Woman’s Work

Berber women gather firewood in Desert

Fetching Firewood

Morocco, somewhere between Ouarzazate and Merzouga, 1998

Women are sent out to fetch vegetation to burn for bread baking. You can’t really call it firewoood, it is some kind of dried plant. It burns hot and quickly. In most villages there is a communal oven. Families take turns sending one of their women to gather fuel for the oven.  These women are lucky, they have donkeys to carry the load. Most times the women must strap huge piles of the stuff to their backs.

Cooking, other than bread baking, is done on a compressed gas cylinder. A device to hold a pot or pan is attatched to the top of the cylinder and it makes a one burner stove. The tagine is set on that. The gas cylinder is in constant use for tea making, although some families use a charcoal burner as was done before the gas cylinders were available.
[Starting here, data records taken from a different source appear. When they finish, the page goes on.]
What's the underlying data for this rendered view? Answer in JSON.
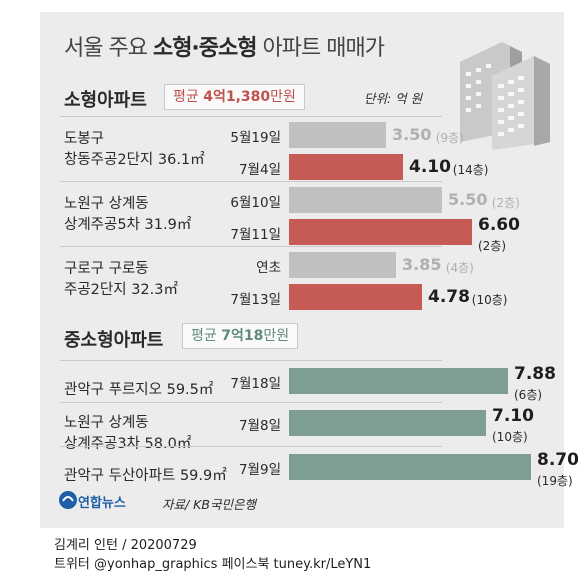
{
  "title": {
    "part1": "서울 주요 ",
    "bold": "소형·중소형",
    "part2": " 아파트 매매가"
  },
  "small_section": {
    "title": "소형아파트",
    "avg_prefix": "평균 ",
    "avg_value": "4억1,380",
    "avg_suffix": "만원",
    "unit": "단위: 억 원"
  },
  "mid_section": {
    "title": "중소형아파트",
    "avg_prefix": "평균 ",
    "avg_value": "7억18",
    "avg_suffix": "만원"
  },
  "source": "자료/ KB국민은행",
  "logo_text": "연합뉴스",
  "footer": {
    "line1": "김계리 인턴 / 20200729",
    "line2": "트위터 @yonhap_graphics 페이스북 tuney.kr/LeYN1"
  },
  "colors": {
    "previous": "#c0c0c0",
    "recent": "#c65a54",
    "mid": "#7f9e93",
    "background": "#ececec"
  },
  "chart_data": [
    {
      "type": "bar",
      "orientation": "horizontal",
      "title": "소형아파트",
      "unit": "억 원",
      "groups": [
        {
          "label_line1": "도봉구",
          "label_line2": "창동주공2단지 36.1㎡",
          "rows": [
            {
              "date": "5월19일",
              "value": 3.5,
              "value_label": "3.50",
              "floor": "(9층)",
              "kind": "previous"
            },
            {
              "date": "7월4일",
              "value": 4.1,
              "value_label": "4.10",
              "floor": "(14층)",
              "kind": "recent"
            }
          ]
        },
        {
          "label_line1": "노원구 상계동",
          "label_line2": "상계주공5차 31.9㎡",
          "rows": [
            {
              "date": "6월10일",
              "value": 5.5,
              "value_label": "5.50",
              "floor": "(2층)",
              "kind": "previous"
            },
            {
              "date": "7월11일",
              "value": 6.6,
              "value_label": "6.60",
              "floor": "(2층)",
              "kind": "recent"
            }
          ]
        },
        {
          "label_line1": "구로구 구로동",
          "label_line2": "주공2단지 32.3㎡",
          "rows": [
            {
              "date": "연초",
              "value": 3.85,
              "value_label": "3.85",
              "floor": "(4층)",
              "kind": "previous"
            },
            {
              "date": "7월13일",
              "value": 4.78,
              "value_label": "4.78",
              "floor": "(10층)",
              "kind": "recent"
            }
          ]
        }
      ]
    },
    {
      "type": "bar",
      "orientation": "horizontal",
      "title": "중소형아파트",
      "unit": "억 원",
      "groups": [
        {
          "label_line1": "관악구 푸르지오 59.5㎡",
          "label_line2": "",
          "rows": [
            {
              "date": "7월18일",
              "value": 7.88,
              "value_label": "7.88",
              "floor": "(6층)",
              "kind": "mid"
            }
          ]
        },
        {
          "label_line1": "노원구 상계동",
          "label_line2": "상계주공3차 58.0㎡",
          "rows": [
            {
              "date": "7월8일",
              "value": 7.1,
              "value_label": "7.10",
              "floor": "(10층)",
              "kind": "mid"
            }
          ]
        },
        {
          "label_line1": "관악구 두산아파트 59.9㎡",
          "label_line2": "",
          "rows": [
            {
              "date": "7월9일",
              "value": 8.7,
              "value_label": "8.70",
              "floor": "(19층)",
              "kind": "mid"
            }
          ]
        }
      ]
    }
  ]
}
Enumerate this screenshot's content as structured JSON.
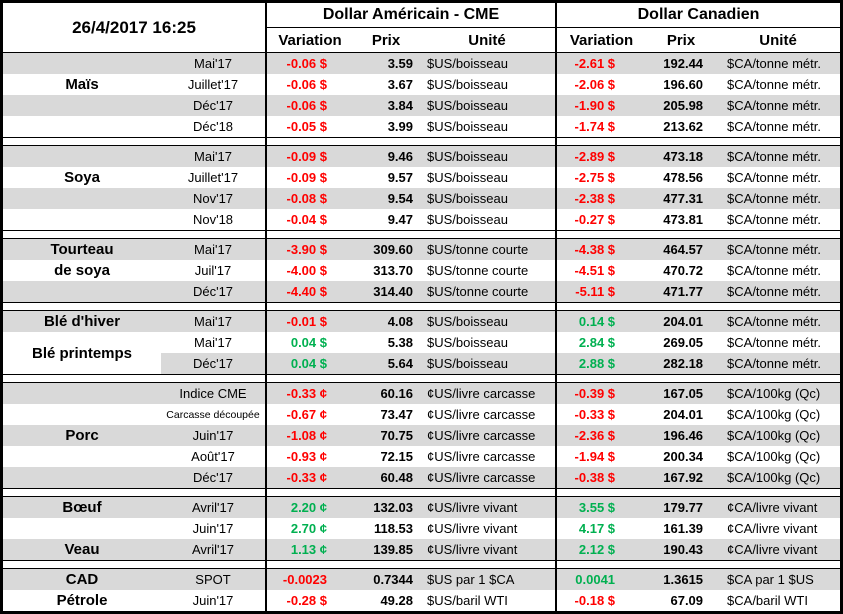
{
  "header": {
    "timestamp": "26/4/2017 16:25",
    "usd_title": "Dollar Américain - CME",
    "cad_title": "Dollar Canadien",
    "columns": {
      "variation": "Variation",
      "prix": "Prix",
      "unite": "Unité"
    }
  },
  "colors": {
    "negative": "#FF0000",
    "positive": "#00B050",
    "row_shade": "#D9D9D9",
    "row_plain": "#FFFFFF",
    "border": "#000000"
  },
  "sections": [
    {
      "rows": [
        {
          "group": "",
          "contract": "Mai'17",
          "us_var": "-0.06 $",
          "us_c": "r",
          "us_prix": "3.59",
          "us_unit": "$US/boisseau",
          "ca_var": "-2.61 $",
          "ca_c": "r",
          "ca_prix": "192.44",
          "ca_unit": "$CA/tonne métr."
        },
        {
          "group": "Maïs",
          "contract": "Juillet'17",
          "us_var": "-0.06 $",
          "us_c": "r",
          "us_prix": "3.67",
          "us_unit": "$US/boisseau",
          "ca_var": "-2.06 $",
          "ca_c": "r",
          "ca_prix": "196.60",
          "ca_unit": "$CA/tonne métr."
        },
        {
          "group": "",
          "contract": "Déc'17",
          "us_var": "-0.06 $",
          "us_c": "r",
          "us_prix": "3.84",
          "us_unit": "$US/boisseau",
          "ca_var": "-1.90 $",
          "ca_c": "r",
          "ca_prix": "205.98",
          "ca_unit": "$CA/tonne métr."
        },
        {
          "group": "",
          "contract": "Déc'18",
          "us_var": "-0.05 $",
          "us_c": "r",
          "us_prix": "3.99",
          "us_unit": "$US/boisseau",
          "ca_var": "-1.74 $",
          "ca_c": "r",
          "ca_prix": "213.62",
          "ca_unit": "$CA/tonne métr."
        }
      ]
    },
    {
      "rows": [
        {
          "group": "",
          "contract": "Mai'17",
          "us_var": "-0.09 $",
          "us_c": "r",
          "us_prix": "9.46",
          "us_unit": "$US/boisseau",
          "ca_var": "-2.89 $",
          "ca_c": "r",
          "ca_prix": "473.18",
          "ca_unit": "$CA/tonne métr."
        },
        {
          "group": "Soya",
          "contract": "Juillet'17",
          "us_var": "-0.09 $",
          "us_c": "r",
          "us_prix": "9.57",
          "us_unit": "$US/boisseau",
          "ca_var": "-2.75 $",
          "ca_c": "r",
          "ca_prix": "478.56",
          "ca_unit": "$CA/tonne métr."
        },
        {
          "group": "",
          "contract": "Nov'17",
          "us_var": "-0.08 $",
          "us_c": "r",
          "us_prix": "9.54",
          "us_unit": "$US/boisseau",
          "ca_var": "-2.38 $",
          "ca_c": "r",
          "ca_prix": "477.31",
          "ca_unit": "$CA/tonne métr."
        },
        {
          "group": "",
          "contract": "Nov'18",
          "us_var": "-0.04 $",
          "us_c": "r",
          "us_prix": "9.47",
          "us_unit": "$US/boisseau",
          "ca_var": "-0.27 $",
          "ca_c": "r",
          "ca_prix": "473.81",
          "ca_unit": "$CA/tonne métr."
        }
      ]
    },
    {
      "rows": [
        {
          "group": "Tourteau",
          "contract": "Mai'17",
          "us_var": "-3.90 $",
          "us_c": "r",
          "us_prix": "309.60",
          "us_unit": "$US/tonne courte",
          "ca_var": "-4.38 $",
          "ca_c": "r",
          "ca_prix": "464.57",
          "ca_unit": "$CA/tonne métr."
        },
        {
          "group": "de soya",
          "contract": "Juil'17",
          "us_var": "-4.00 $",
          "us_c": "r",
          "us_prix": "313.70",
          "us_unit": "$US/tonne courte",
          "ca_var": "-4.51 $",
          "ca_c": "r",
          "ca_prix": "470.72",
          "ca_unit": "$CA/tonne métr."
        },
        {
          "group": "",
          "contract": "Déc'17",
          "us_var": "-4.40 $",
          "us_c": "r",
          "us_prix": "314.40",
          "us_unit": "$US/tonne courte",
          "ca_var": "-5.11 $",
          "ca_c": "r",
          "ca_prix": "471.77",
          "ca_unit": "$CA/tonne métr."
        }
      ]
    },
    {
      "rows": [
        {
          "group": "Blé d'hiver",
          "contract": "Mai'17",
          "us_var": "-0.01 $",
          "us_c": "r",
          "us_prix": "4.08",
          "us_unit": "$US/boisseau",
          "ca_var": "0.14 $",
          "ca_c": "g",
          "ca_prix": "204.01",
          "ca_unit": "$CA/tonne métr."
        },
        {
          "group": "Blé printemps",
          "group_span": 2,
          "contract": "Mai'17",
          "us_var": "0.04 $",
          "us_c": "g",
          "us_prix": "5.38",
          "us_unit": "$US/boisseau",
          "ca_var": "2.84 $",
          "ca_c": "g",
          "ca_prix": "269.05",
          "ca_unit": "$CA/tonne métr."
        },
        {
          "group_skip": true,
          "contract": "Déc'17",
          "us_var": "0.04 $",
          "us_c": "g",
          "us_prix": "5.64",
          "us_unit": "$US/boisseau",
          "ca_var": "2.88 $",
          "ca_c": "g",
          "ca_prix": "282.18",
          "ca_unit": "$CA/tonne métr."
        }
      ]
    },
    {
      "rows": [
        {
          "group": "",
          "contract": "Indice CME",
          "us_var": "-0.33 ¢",
          "us_c": "r",
          "us_prix": "60.16",
          "us_unit": "¢US/livre carcasse",
          "ca_var": "-0.39 $",
          "ca_c": "r",
          "ca_prix": "167.05",
          "ca_unit": "$CA/100kg (Qc)"
        },
        {
          "group": "",
          "contract": "Carcasse découpée",
          "contract_small": true,
          "us_var": "-0.67 ¢",
          "us_c": "r",
          "us_prix": "73.47",
          "us_unit": "¢US/livre carcasse",
          "ca_var": "-0.33 $",
          "ca_c": "r",
          "ca_prix": "204.01",
          "ca_unit": "$CA/100kg (Qc)"
        },
        {
          "group": "Porc",
          "contract": "Juin'17",
          "us_var": "-1.08 ¢",
          "us_c": "r",
          "us_prix": "70.75",
          "us_unit": "¢US/livre carcasse",
          "ca_var": "-2.36 $",
          "ca_c": "r",
          "ca_prix": "196.46",
          "ca_unit": "$CA/100kg (Qc)"
        },
        {
          "group": "",
          "contract": "Août'17",
          "us_var": "-0.93 ¢",
          "us_c": "r",
          "us_prix": "72.15",
          "us_unit": "¢US/livre carcasse",
          "ca_var": "-1.94 $",
          "ca_c": "r",
          "ca_prix": "200.34",
          "ca_unit": "$CA/100kg (Qc)"
        },
        {
          "group": "",
          "contract": "Déc'17",
          "us_var": "-0.33 ¢",
          "us_c": "r",
          "us_prix": "60.48",
          "us_unit": "¢US/livre carcasse",
          "ca_var": "-0.38 $",
          "ca_c": "r",
          "ca_prix": "167.92",
          "ca_unit": "$CA/100kg (Qc)"
        }
      ]
    },
    {
      "rows": [
        {
          "group": "Bœuf",
          "contract": "Avril'17",
          "us_var": "2.20 ¢",
          "us_c": "g",
          "us_prix": "132.03",
          "us_unit": "¢US/livre vivant",
          "ca_var": "3.55 $",
          "ca_c": "g",
          "ca_prix": "179.77",
          "ca_unit": "¢CA/livre vivant"
        },
        {
          "group": "",
          "contract": "Juin'17",
          "us_var": "2.70 ¢",
          "us_c": "g",
          "us_prix": "118.53",
          "us_unit": "¢US/livre vivant",
          "ca_var": "4.17 $",
          "ca_c": "g",
          "ca_prix": "161.39",
          "ca_unit": "¢CA/livre vivant"
        },
        {
          "group": "Veau",
          "contract": "Avril'17",
          "us_var": "1.13 ¢",
          "us_c": "g",
          "us_prix": "139.85",
          "us_unit": "¢US/livre vivant",
          "ca_var": "2.12 $",
          "ca_c": "g",
          "ca_prix": "190.43",
          "ca_unit": "¢CA/livre vivant"
        }
      ]
    },
    {
      "rows": [
        {
          "group": "CAD",
          "contract": "SPOT",
          "us_var": "-0.0023",
          "us_c": "r",
          "us_prix": "0.7344",
          "us_unit": "$US par 1 $CA",
          "ca_var": "0.0041",
          "ca_c": "g",
          "ca_prix": "1.3615",
          "ca_unit": "$CA par 1 $US"
        },
        {
          "group": "Pétrole",
          "contract": "Juin'17",
          "us_var": "-0.28 $",
          "us_c": "r",
          "us_prix": "49.28",
          "us_unit": "$US/baril WTI",
          "ca_var": "-0.18 $",
          "ca_c": "r",
          "ca_prix": "67.09",
          "ca_unit": "$CA/baril WTI"
        }
      ]
    }
  ]
}
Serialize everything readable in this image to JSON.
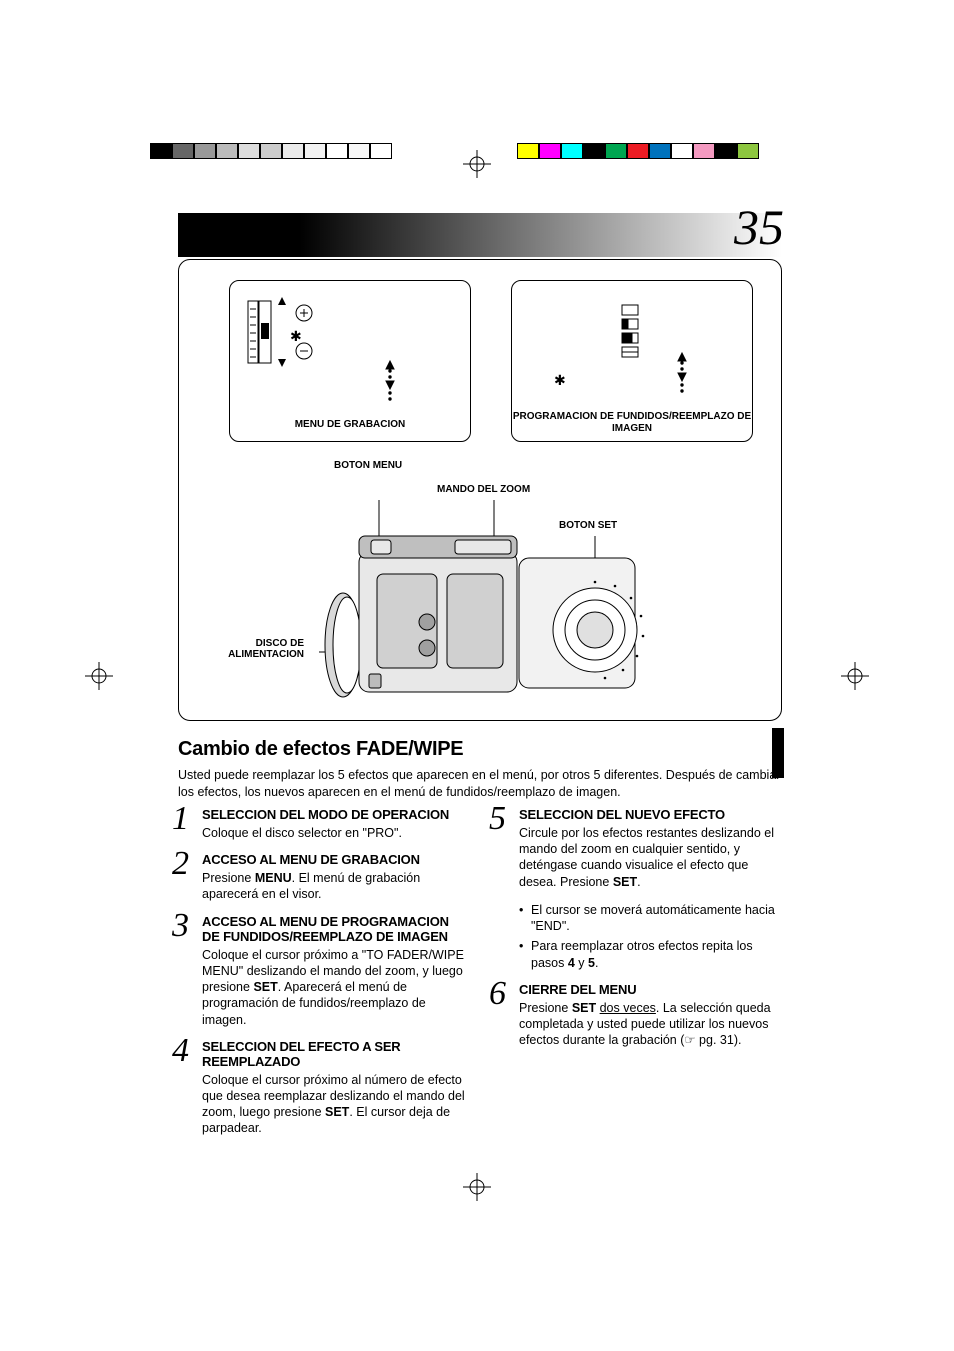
{
  "page_number": "35",
  "color_bar_sets": {
    "left": [
      "#000000",
      "#666666",
      "#999999",
      "#bbbbbb",
      "#dddddd",
      "#cccccc",
      "#eaeaea",
      "#f2f2f2",
      "#ffffff",
      "#f7f7f7",
      "#ffffff"
    ],
    "right": [
      "#ffff00",
      "#ff00ff",
      "#00ffff",
      "#000000",
      "#00a651",
      "#ed1c24",
      "#0072bc",
      "#ffffff",
      "#f49ac1",
      "#000000",
      "#8dc63f"
    ]
  },
  "figure": {
    "screen1_label": "MENU DE GRABACION",
    "screen2_label": "PROGRAMACION DE FUNDIDOS/REEMPLAZO DE IMAGEN",
    "labels": {
      "boton_menu": "BOTON MENU",
      "mando_zoom": "MANDO DEL ZOOM",
      "boton_set": "BOTON SET",
      "disco": "DISCO DE ALIMENTACION"
    }
  },
  "section_title": "Cambio de efectos FADE/WIPE",
  "intro": "Usted puede reemplazar los 5 efectos que aparecen en el menú, por otros 5 diferentes. Después de cambiar los efectos, los nuevos aparecen en el menú de fundidos/reemplazo de imagen.",
  "steps_left": [
    {
      "num": "1",
      "title": "SELECCION DEL MODO DE OPERACION",
      "body_html": "Coloque el disco selector en \"PRO\"."
    },
    {
      "num": "2",
      "title": "ACCESO AL MENU DE GRABACION",
      "body_html": "Presione <strong>MENU</strong>. El menú de grabación aparecerá en el visor."
    },
    {
      "num": "3",
      "title": "ACCESO AL MENU DE PROGRAMACION DE FUNDIDOS/REEMPLAZO DE IMAGEN",
      "body_html": "Coloque el cursor próximo a \"TO FADER/WIPE MENU\" deslizando el mando del zoom, y luego presione <strong>SET</strong>. Aparecerá el menú de programación de fundidos/reemplazo de imagen."
    },
    {
      "num": "4",
      "title": "SELECCION DEL EFECTO A SER REEMPLAZADO",
      "body_html": "Coloque el cursor próximo al número de efecto que desea reemplazar deslizando el mando del zoom, luego presione <strong>SET</strong>. El cursor deja de parpadear."
    }
  ],
  "steps_right": [
    {
      "num": "5",
      "title": "SELECCION DEL NUEVO EFECTO",
      "body_html": "Circule por los efectos restantes deslizando el mando del zoom en cualquier sentido, y deténgase cuando visualice el efecto que desea. Presione <strong>SET</strong>.",
      "bullets": [
        "El cursor se moverá automáticamente hacia \"END\".",
        "Para reemplazar otros efectos repita los pasos <strong>4</strong> y <strong>5</strong>."
      ]
    },
    {
      "num": "6",
      "title": "CIERRE DEL MENU",
      "body_html": "Presione <strong>SET</strong> <span class=\"u\">dos veces</span>. La selección queda completada y usted puede utilizar los nuevos efectos durante la grabación (☞ pg. 31)."
    }
  ]
}
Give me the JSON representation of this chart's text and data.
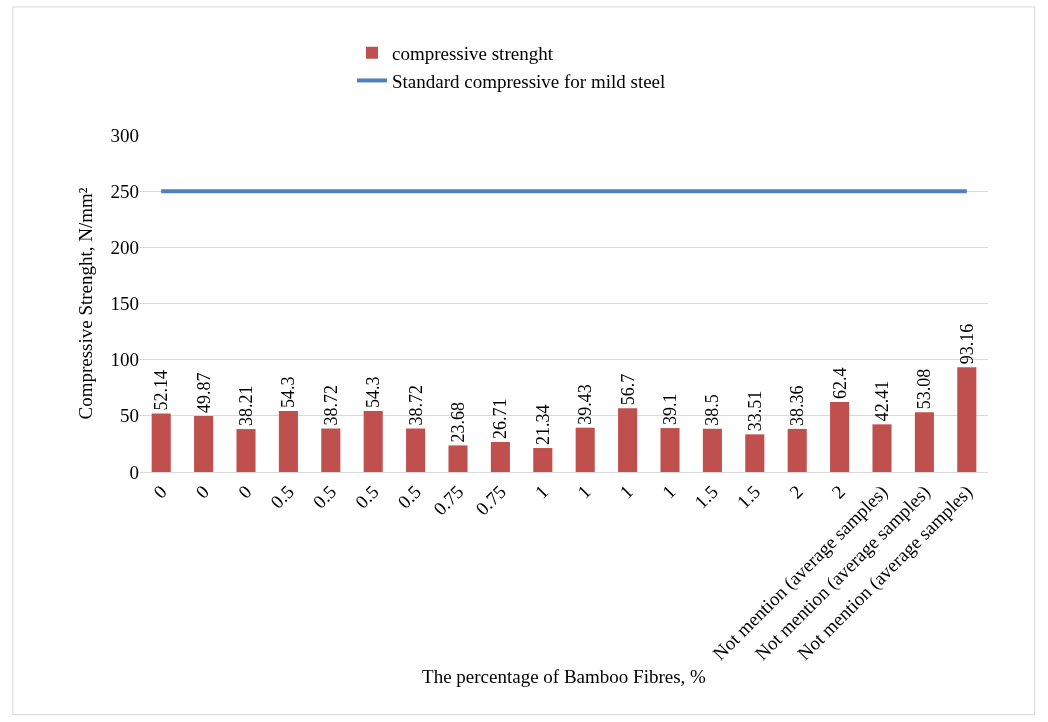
{
  "chart_data": {
    "type": "bar",
    "xlabel": "The percentage of Bamboo Fibres, %",
    "ylabel": "Compressive Strenght, N/mm²",
    "categories": [
      "0",
      "0",
      "0",
      "0.5",
      "0.5",
      "0.5",
      "0.5",
      "0.75",
      "0.75",
      "1",
      "1",
      "1",
      "1",
      "1.5",
      "1.5",
      "2",
      "2",
      "Not mention (average samples)",
      "Not mention (average samples)",
      "Not mention (average samples)"
    ],
    "series": [
      {
        "name": "compressive strenght",
        "color": "#c0504d",
        "values": [
          52.14,
          49.87,
          38.21,
          54.3,
          38.72,
          54.3,
          38.72,
          23.68,
          26.71,
          21.34,
          39.43,
          56.7,
          39.1,
          38.5,
          33.51,
          38.36,
          62.4,
          42.41,
          53.08,
          93.16
        ],
        "value_labels": [
          "52.14",
          "49.87",
          "38.21",
          "54.3",
          "38.72",
          "54.3",
          "38.72",
          "23.68",
          "26.71",
          "21.34",
          "39.43",
          "56.7",
          "39.1",
          "38.5",
          "33.51",
          "38.36",
          "62.4",
          "42.41",
          "53.08",
          "93.16"
        ]
      },
      {
        "name": "Standard compressive for mild steel",
        "color": "#4f81bd",
        "type": "line",
        "values": [
          250,
          250,
          250,
          250,
          250,
          250,
          250,
          250,
          250,
          250,
          250,
          250,
          250,
          250,
          250,
          250,
          250,
          250,
          250,
          250
        ]
      }
    ],
    "ylim": [
      0,
      300
    ],
    "yticks": [
      0,
      50,
      100,
      150,
      200,
      250,
      300
    ],
    "grid": "y",
    "legend": "top",
    "marker": "none",
    "line_style": "solid"
  }
}
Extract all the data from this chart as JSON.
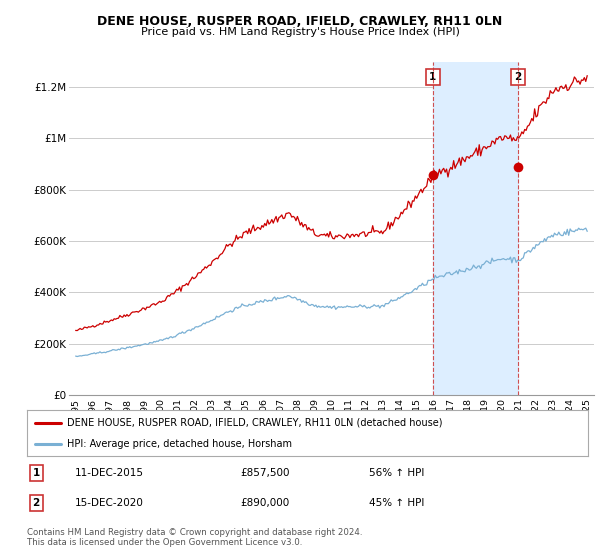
{
  "title": "DENE HOUSE, RUSPER ROAD, IFIELD, CRAWLEY, RH11 0LN",
  "subtitle": "Price paid vs. HM Land Registry's House Price Index (HPI)",
  "legend_label_red": "DENE HOUSE, RUSPER ROAD, IFIELD, CRAWLEY, RH11 0LN (detached house)",
  "legend_label_blue": "HPI: Average price, detached house, Horsham",
  "annotation1_label": "1",
  "annotation1_date": "11-DEC-2015",
  "annotation1_price": "£857,500",
  "annotation1_hpi": "56% ↑ HPI",
  "annotation1_year": 2015.95,
  "annotation1_value": 857500,
  "annotation2_label": "2",
  "annotation2_date": "15-DEC-2020",
  "annotation2_price": "£890,000",
  "annotation2_hpi": "45% ↑ HPI",
  "annotation2_year": 2020.95,
  "annotation2_value": 890000,
  "footer": "Contains HM Land Registry data © Crown copyright and database right 2024.\nThis data is licensed under the Open Government Licence v3.0.",
  "ylim": [
    0,
    1300000
  ],
  "yticks": [
    0,
    200000,
    400000,
    600000,
    800000,
    1000000,
    1200000
  ],
  "ytick_labels": [
    "£0",
    "£200K",
    "£400K",
    "£600K",
    "£800K",
    "£1M",
    "£1.2M"
  ],
  "red_color": "#cc0000",
  "blue_color": "#7ab0d4",
  "shade_color": "#ddeeff",
  "background_color": "#ffffff",
  "grid_color": "#cccccc",
  "xtick_years": [
    "1995",
    "1996",
    "1997",
    "1998",
    "1999",
    "2000",
    "2001",
    "2002",
    "2003",
    "2004",
    "2005",
    "2006",
    "2007",
    "2008",
    "2009",
    "2010",
    "2011",
    "2012",
    "2013",
    "2014",
    "2015",
    "2016",
    "2017",
    "2018",
    "2019",
    "2020",
    "2021",
    "2022",
    "2023",
    "2024",
    "2025"
  ]
}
I once saw a girl who worked in the Peace Corps trying to convince a gathering of Berbers to use a solar device to cook their food. In that way they would not have to buy the gas cylinders. The device was a box with a glass lid. A person would prepare the tagine (stew) in the morning and set it in the box. The sun would cook it over the course of the day. I think the box cost 500 MAD at the time, which would have been about $50.00 USD. I remarked that that was a large amount for most of the families and the girl said yes, but in the long run they would save much more.

I myself wouldn’t have wanted one, if I were a Berber housewife. I’d have had to change my routine and make dinner right after breakfast and I wouldn’t feel like it. But most of all, I’d want to smell my dinner cooking and if you used the solar box, sitting out there in the yard, you wouldn’t be able to smell your food. You couldn’t anticipate the deliciousness of the meat and vegetables bathed in sauce. A daily pleasure would be missing.

We all remember the days when someone else did the cooking for us. We’d walk into the house and smell dinner. It is one of the life’s pleasures.  My mother was a good cook and I can remember coming in on a cold day and the warm house would be filled with the smell of frying chicken and baking biscuits. I took it for granted then. I had no idea how much pleasure her cooking gave to all our lives.